Dictionaries are structured resources that list words, their meanings, grammatical information, and sometimes usage examples. In language processing, dictionaries and related lexical resources (like glossaries and encyclopedias) apply meaning to lists of words. For example, a dictionary of positive words could be used to count how positive a document is. The net sentiment of a document might use the number of positive words minus the number of negative words from the relevant dictionaries.
Word counts and dictionaries are computationally simple. The problem with word counts and dictionaries is that they do not capture the context or more subtle meanings of text. Other were then developed that allow computers to capture more meaning from text. However, the most complex methods require extraordinary amounts of data and computing power.
The next step in the progress of natural language processing is to capture meaning of tokens in the context of surrounding tokens. The simplest form of capturing context is to longer combinations of tokens. The simplest approach is to include nearby tokens as n-grams or skip-grams. n-grams are n groups of individual tokens. For example, a bi-gram would include two token combinations as separate tokens. Skip-grams include nearby, but not contiguous tokens. The challenge with expanded word combinations is that the number of tokens used to represent a text increases dramatically relative to a simple single token bag-of-words.
The final step to capturing meaning is capturing similarities and differences between words. Word embeddings represent words as vectors of numbers. This approach allows computers to process and understand text by capturing the semantic and syntactic relationships between words in a way that traditional methods cannot. For an embedding, each word is mapped to a numeric vector, typically with tens or hundreds of dimensions. The position of each word in this vector space is determined so that words with similar meanings or that appear in similar contexts are located close to one another. The distance and direction between vectors encode the degree of similarity between words. For example, “king” and “queen” will have vectors that are close together, while “king” and “banana” will be far apart. Word embeddings are trained on large text corpora. The training process adjusts the vectors based on the contexts in which words appear, enabling the vectors to capture nuanced linguistic patterns and relationships.

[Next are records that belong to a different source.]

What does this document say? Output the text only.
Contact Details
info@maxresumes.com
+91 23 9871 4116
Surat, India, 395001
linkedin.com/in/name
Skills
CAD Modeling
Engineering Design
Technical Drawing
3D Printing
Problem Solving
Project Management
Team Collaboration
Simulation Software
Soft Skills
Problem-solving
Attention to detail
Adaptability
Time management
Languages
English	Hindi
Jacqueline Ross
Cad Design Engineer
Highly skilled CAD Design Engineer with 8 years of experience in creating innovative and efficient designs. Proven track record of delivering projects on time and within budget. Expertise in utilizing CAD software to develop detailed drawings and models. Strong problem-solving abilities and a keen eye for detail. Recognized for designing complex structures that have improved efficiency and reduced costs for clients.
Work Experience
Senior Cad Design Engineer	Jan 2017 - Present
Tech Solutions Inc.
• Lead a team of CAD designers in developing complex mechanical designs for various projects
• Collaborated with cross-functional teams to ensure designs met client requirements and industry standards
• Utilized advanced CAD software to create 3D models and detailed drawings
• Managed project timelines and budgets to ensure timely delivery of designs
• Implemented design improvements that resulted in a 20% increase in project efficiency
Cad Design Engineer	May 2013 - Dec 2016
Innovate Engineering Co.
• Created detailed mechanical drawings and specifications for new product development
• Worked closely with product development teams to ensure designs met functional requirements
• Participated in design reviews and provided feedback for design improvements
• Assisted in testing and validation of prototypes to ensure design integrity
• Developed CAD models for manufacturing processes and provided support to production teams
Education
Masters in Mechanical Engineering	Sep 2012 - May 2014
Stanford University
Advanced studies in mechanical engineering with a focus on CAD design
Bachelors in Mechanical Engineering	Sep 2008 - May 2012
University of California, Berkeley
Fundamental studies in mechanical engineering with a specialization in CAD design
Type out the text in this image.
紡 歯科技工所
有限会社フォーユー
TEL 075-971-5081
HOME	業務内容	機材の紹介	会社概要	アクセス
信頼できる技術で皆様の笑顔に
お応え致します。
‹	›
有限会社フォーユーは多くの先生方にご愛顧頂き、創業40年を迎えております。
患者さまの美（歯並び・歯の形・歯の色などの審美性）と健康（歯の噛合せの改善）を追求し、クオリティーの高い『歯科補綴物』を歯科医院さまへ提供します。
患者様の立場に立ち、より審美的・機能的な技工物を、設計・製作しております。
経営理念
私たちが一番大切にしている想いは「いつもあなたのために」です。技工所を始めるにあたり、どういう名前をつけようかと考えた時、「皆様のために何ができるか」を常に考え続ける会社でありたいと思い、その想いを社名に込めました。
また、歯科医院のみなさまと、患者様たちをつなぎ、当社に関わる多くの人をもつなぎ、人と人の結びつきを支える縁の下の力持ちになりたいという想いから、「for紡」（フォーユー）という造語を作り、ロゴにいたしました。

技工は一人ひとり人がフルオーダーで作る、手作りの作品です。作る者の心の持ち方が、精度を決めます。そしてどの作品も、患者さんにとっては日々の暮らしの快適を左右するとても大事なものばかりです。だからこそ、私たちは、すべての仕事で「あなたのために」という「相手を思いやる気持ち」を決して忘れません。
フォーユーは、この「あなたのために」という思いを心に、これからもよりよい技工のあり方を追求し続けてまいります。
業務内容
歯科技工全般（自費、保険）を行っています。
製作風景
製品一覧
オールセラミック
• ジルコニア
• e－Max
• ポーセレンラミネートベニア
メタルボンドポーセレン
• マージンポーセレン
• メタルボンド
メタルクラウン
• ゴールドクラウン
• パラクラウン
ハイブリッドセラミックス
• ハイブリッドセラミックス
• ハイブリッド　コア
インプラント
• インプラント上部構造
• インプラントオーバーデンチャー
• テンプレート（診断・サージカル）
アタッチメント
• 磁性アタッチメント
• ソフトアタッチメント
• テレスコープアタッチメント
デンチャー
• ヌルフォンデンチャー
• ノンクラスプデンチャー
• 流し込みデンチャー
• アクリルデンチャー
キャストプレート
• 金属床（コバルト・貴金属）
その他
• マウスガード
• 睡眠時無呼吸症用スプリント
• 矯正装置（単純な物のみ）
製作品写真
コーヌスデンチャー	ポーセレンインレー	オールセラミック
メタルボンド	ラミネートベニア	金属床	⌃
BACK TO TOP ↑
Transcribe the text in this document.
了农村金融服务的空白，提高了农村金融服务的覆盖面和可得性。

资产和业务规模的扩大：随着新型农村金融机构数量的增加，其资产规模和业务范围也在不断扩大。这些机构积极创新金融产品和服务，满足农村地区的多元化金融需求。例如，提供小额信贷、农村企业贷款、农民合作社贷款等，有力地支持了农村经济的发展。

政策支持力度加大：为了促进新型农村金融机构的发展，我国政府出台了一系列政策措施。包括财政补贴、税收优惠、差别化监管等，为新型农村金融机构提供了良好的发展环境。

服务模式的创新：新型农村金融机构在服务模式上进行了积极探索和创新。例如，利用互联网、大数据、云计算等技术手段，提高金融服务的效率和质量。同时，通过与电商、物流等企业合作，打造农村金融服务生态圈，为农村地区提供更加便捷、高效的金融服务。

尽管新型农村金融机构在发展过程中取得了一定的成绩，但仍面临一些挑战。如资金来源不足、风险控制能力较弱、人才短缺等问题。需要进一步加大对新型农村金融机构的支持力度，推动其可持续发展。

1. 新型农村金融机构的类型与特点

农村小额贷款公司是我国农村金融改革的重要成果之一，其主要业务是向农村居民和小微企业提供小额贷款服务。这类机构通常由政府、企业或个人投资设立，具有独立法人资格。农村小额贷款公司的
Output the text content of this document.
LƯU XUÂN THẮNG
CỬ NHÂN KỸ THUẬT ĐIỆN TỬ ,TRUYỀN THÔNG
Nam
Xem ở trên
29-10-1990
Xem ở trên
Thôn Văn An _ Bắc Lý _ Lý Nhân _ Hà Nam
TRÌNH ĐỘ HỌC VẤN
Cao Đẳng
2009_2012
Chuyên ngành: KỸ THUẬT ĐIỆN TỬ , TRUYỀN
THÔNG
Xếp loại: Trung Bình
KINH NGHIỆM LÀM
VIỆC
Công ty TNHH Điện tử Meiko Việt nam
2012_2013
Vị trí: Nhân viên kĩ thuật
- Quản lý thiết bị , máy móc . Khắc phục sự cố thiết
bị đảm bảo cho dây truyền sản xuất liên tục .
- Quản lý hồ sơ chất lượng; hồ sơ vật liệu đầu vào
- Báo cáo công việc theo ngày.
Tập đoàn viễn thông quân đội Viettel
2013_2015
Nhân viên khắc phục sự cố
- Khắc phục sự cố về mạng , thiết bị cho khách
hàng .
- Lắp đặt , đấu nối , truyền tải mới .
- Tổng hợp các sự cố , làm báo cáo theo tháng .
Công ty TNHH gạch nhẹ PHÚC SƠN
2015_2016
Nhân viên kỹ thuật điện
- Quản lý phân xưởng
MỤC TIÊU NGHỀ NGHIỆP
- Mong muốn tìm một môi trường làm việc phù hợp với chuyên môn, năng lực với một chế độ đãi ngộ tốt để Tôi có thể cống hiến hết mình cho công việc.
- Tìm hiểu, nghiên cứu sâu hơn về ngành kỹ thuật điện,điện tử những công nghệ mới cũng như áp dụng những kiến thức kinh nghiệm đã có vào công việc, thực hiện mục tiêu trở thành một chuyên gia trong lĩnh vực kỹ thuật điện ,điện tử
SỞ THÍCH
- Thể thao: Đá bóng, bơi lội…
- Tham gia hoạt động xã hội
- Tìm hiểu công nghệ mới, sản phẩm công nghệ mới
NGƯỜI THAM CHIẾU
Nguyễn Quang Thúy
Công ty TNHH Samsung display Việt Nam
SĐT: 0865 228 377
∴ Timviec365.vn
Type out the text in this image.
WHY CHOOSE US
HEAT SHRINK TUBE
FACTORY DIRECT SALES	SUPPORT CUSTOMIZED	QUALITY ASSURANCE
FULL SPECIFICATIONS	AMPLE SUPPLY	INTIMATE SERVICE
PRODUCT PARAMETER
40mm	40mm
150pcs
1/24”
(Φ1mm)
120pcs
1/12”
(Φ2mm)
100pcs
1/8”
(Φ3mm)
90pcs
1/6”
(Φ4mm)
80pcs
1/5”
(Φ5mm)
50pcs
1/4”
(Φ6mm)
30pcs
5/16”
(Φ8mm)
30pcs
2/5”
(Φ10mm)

Word embeddings and machine learning models (recurrent neural networks, RNN) have been combined with extreme amounts of data and computational power to create large language models. These models are designed to take input tokens and predict the next token. The models are typically used iteratively so that the predicted token is combined with the input tokens to work as the next set of input tokens and the following token is predicted. This processes is repeated so that it appears that complete sentences, paragraphs, and documents are being created even though the step-by-step process is a single token. Because these models have been trained on billions of documents and the models contain billions of parameters, they can generate a wide variety of text in seemingly intelligent ways.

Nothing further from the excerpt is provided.